The Beauchamps’ home was beyond, on the further side of the valley, not far from the South Karori Road. There was only one other homestead near. Mr. Beauchamp had bought “Chesney Wold,” a house built by Stephen Lancaster, an early pioneer. It was one of the first houses built in Karori — in the style of Colonel Wakefield’s, with low, sloping roof (which had been raised before the Beauchamps’ time), a broad verandah banked with periwinkle, and wide paddocks. The Karori stream wound below the house, down to the sea beyond the far hills at Tongue Point. There were orchards of damsons and old apple trees below the garden.
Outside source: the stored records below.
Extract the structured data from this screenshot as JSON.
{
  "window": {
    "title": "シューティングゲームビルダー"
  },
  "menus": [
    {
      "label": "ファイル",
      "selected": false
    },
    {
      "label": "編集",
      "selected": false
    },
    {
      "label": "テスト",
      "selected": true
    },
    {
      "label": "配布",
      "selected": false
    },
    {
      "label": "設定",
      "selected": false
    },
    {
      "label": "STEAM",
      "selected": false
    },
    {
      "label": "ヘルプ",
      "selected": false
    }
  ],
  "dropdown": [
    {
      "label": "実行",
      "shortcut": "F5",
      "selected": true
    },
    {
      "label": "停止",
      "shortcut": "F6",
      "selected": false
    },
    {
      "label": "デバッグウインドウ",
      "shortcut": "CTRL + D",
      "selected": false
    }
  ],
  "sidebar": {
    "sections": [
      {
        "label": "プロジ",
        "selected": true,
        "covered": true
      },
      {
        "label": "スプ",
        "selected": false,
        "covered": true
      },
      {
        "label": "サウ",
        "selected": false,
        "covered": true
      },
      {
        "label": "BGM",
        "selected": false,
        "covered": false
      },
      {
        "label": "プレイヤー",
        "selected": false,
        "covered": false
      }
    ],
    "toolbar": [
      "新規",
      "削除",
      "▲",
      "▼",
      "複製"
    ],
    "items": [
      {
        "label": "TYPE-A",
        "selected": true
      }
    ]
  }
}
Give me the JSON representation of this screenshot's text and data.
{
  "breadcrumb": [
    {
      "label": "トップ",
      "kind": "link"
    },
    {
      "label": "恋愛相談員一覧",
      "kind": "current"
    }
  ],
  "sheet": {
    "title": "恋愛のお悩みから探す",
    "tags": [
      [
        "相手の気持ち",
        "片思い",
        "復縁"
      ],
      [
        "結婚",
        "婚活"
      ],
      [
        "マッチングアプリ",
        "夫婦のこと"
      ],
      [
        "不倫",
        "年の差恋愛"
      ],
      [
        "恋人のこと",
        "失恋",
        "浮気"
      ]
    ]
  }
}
It was an historic place and an old landmark; the first church service in Karori had been held in this house in 1852.
It was most unusual, in the ‘nineties, for a family to move out to Karori from Wellington, especially when the father had his business in town. Those who were children then still remember their delighted astonishment when the doll’s house arrived on the dray with the Beauchamps’ goods. Karori was an old settlement. Most of the residents had lived there for two generations.
The move to Karori meant that Mr. Beauchamp must be driven twice every day by the new gardener, Pat Sheehan, over the mountain road; or he must walk the distance. It took an hour to walk down to the Government Buildings on Lambton Quay; but the land would be valuable one day. And Karori — with its seclusion and its freedom, its fresh sea and mountain air — was a most healthful and desirable place in which small children could grow up.